Cette commission d’enquête, dont la demande a été jugée recevable la semaine dernière par la commission des affaires économiques, fait suite aux scandales dans les abattoirs d’Alès et du Vigan (Gard) révélés ces derniers mois par l’association de défense des animaux L214, explique le député Olivier Falorni, apparenté au groupe des radicaux de gauche, qui avait déposé une proposition de résolution pour la création de la commission fin février soutenu par Laurence Abeille, cheffe de file chez Europe Écologie les verts pour les questions en rapport avec la condition animale.

Chaque groupe parlementaire a droit à une commission d’enquête par session de l’Assemblée.

« Chevaux découpés encore vivants, moutons violemment jetés au mur, bovins suspendus par une patte et agonisant pendant la saignée, porcelets mal étourdis et conscients sur la chaîne d’abattage, souligne le député de Charente-Maritime dans l’exposé des motifs de sa résolution. Autant d’actes de cruauté ignobles, perpétrés avec sadisme et amusement, que l’association dénonce mais elle pointe également “un matériel défaillant, un personnel incompétent, des vétérinaires absents”. »

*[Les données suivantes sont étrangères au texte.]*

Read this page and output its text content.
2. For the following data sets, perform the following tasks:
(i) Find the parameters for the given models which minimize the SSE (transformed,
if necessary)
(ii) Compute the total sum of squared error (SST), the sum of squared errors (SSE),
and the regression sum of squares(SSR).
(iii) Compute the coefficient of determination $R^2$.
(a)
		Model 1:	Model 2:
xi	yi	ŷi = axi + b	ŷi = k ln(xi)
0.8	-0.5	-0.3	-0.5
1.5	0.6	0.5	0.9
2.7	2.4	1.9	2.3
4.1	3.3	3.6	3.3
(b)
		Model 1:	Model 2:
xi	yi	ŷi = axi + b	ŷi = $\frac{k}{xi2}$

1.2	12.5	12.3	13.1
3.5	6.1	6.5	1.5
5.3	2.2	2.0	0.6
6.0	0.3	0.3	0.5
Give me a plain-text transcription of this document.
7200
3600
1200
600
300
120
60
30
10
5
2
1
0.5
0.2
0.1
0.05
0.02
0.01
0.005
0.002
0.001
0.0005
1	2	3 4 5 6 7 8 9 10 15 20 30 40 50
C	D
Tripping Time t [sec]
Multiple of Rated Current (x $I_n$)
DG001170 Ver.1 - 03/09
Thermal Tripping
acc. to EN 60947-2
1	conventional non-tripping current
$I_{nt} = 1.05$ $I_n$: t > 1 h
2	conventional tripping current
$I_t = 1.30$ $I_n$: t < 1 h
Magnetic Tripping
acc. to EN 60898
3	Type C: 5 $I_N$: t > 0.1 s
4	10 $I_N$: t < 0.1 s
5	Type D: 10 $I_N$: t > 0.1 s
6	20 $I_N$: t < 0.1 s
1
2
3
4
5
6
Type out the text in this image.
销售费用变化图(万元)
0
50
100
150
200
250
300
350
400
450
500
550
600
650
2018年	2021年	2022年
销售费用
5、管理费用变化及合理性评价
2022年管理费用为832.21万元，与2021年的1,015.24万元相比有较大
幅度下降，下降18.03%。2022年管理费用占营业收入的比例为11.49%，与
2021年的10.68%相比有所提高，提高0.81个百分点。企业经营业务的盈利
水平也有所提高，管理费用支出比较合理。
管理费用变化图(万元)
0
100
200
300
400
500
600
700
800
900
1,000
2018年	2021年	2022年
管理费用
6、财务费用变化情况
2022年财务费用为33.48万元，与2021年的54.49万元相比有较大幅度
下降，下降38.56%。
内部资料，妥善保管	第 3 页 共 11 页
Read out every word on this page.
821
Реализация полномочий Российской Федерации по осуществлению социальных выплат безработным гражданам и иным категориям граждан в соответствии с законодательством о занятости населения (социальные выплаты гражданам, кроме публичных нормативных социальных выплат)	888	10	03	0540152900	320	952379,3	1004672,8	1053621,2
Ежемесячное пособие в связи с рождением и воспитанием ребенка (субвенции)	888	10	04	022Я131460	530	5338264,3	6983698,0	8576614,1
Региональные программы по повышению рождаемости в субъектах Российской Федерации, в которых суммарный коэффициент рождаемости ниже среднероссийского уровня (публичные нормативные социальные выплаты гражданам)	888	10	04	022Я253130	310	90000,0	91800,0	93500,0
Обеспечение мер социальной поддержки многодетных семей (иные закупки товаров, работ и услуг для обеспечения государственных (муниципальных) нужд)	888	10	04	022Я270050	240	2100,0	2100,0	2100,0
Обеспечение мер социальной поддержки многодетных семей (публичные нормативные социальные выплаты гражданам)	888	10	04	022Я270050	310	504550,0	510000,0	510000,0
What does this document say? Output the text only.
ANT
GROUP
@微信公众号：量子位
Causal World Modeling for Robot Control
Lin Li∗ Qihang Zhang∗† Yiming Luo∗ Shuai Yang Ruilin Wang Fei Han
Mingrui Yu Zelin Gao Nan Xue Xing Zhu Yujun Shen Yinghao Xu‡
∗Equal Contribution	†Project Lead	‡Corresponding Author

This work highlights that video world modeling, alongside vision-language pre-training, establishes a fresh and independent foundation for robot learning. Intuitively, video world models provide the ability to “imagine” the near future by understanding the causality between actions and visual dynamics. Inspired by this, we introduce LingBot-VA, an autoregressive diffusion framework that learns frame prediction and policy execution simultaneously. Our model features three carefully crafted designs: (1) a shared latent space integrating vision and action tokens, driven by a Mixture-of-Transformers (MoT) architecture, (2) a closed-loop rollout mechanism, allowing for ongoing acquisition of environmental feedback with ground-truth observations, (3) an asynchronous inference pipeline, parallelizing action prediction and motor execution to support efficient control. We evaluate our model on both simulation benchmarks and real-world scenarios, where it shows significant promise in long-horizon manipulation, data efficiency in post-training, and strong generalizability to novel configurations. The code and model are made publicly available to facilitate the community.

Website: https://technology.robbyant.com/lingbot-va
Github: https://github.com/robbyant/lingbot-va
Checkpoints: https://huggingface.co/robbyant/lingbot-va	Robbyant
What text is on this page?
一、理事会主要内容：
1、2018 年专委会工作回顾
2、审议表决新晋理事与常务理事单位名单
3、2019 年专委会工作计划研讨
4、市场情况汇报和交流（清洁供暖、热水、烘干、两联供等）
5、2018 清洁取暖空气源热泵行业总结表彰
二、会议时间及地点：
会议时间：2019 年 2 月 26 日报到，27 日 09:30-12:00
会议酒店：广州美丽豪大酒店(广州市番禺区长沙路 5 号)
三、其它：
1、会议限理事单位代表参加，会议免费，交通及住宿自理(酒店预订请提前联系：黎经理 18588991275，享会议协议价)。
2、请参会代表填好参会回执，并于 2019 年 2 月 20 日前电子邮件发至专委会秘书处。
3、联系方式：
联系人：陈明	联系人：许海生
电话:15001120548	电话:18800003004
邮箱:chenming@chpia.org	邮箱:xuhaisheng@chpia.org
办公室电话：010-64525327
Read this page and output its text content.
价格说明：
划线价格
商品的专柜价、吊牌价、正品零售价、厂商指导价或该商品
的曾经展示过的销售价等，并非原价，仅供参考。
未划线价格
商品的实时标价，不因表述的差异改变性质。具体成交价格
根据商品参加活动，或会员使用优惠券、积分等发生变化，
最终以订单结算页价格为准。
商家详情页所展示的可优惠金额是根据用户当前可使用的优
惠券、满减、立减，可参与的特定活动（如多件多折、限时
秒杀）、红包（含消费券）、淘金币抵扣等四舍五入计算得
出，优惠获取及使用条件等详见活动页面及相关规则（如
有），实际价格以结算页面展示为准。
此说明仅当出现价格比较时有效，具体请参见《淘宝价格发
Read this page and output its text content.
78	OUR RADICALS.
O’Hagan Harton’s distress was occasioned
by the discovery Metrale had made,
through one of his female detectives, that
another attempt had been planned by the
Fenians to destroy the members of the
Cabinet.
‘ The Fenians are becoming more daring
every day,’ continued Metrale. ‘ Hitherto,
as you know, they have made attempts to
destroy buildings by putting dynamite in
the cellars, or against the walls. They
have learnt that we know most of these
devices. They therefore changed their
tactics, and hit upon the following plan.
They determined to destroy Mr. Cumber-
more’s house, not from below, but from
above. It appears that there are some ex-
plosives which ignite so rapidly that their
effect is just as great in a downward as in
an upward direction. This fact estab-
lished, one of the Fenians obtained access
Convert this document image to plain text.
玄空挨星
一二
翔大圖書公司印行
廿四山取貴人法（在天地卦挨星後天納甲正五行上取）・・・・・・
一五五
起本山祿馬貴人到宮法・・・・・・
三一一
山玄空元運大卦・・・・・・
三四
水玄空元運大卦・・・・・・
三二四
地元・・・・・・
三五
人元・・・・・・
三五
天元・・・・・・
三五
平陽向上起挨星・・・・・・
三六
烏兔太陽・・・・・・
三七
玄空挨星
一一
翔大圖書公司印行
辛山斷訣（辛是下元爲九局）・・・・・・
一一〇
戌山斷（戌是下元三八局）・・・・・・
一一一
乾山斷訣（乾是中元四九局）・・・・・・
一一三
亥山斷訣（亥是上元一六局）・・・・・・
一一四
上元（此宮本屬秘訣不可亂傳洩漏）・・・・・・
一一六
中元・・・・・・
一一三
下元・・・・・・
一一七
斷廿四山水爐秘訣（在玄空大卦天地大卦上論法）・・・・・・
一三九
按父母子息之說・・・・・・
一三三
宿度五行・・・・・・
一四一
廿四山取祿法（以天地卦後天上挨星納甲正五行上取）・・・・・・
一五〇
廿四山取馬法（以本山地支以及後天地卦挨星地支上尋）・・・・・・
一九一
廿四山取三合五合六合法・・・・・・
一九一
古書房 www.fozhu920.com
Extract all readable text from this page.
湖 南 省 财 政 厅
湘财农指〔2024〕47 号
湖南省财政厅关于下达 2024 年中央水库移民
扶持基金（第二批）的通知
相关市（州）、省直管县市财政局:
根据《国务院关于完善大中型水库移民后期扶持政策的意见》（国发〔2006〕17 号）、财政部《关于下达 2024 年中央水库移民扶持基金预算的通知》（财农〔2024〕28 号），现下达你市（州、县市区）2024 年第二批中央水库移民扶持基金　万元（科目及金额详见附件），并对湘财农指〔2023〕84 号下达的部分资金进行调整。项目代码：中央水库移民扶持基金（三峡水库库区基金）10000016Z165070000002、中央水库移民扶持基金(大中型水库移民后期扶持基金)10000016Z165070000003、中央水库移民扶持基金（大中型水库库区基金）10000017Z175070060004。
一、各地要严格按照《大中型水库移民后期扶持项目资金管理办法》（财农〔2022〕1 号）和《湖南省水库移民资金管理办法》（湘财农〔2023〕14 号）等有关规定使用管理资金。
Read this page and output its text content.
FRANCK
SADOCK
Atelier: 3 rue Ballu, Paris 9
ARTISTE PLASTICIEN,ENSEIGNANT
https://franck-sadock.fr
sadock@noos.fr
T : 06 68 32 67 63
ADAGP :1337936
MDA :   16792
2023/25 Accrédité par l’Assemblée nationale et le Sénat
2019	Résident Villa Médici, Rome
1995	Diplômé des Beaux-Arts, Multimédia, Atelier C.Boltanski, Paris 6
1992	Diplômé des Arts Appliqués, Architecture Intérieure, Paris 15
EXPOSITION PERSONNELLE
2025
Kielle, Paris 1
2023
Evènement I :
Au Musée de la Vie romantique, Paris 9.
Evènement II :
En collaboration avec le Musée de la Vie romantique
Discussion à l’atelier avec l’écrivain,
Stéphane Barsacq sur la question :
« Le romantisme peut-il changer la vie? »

« GARANTIR LE RESPECT DES RÈGLES ÉLÉMENTAIRES D’HYGIÈNE »

Onze ONG de défense des animaux avaient réclamé fin février la création d’une telle commission dans une lettre adressée au premier ministre, Manuel Valls, quelques jours après la révélation de mauvais traitements dans l’abattoir du Vigan, fermé le 23 février à titre conservatoire. Quatre mois auparavant, une affaire similaire avait déjà été révélée par L214 dans un abattoir municipal d’Alès, également fermé depuis.

Les scandales se suivent et se ressemblent. Après les discours rassurants à la suite d’Alès et du Vigan, Rien n’a changé dans la pratique « , dénonce la porte-parole de L214, Brigitte Gothière, alors que les deux établissements du Gard, toujours sous le coup d’enquêtes judiciaires et administratives, ont rouvert un et deux mois après leur fermeture à titre conservatoire.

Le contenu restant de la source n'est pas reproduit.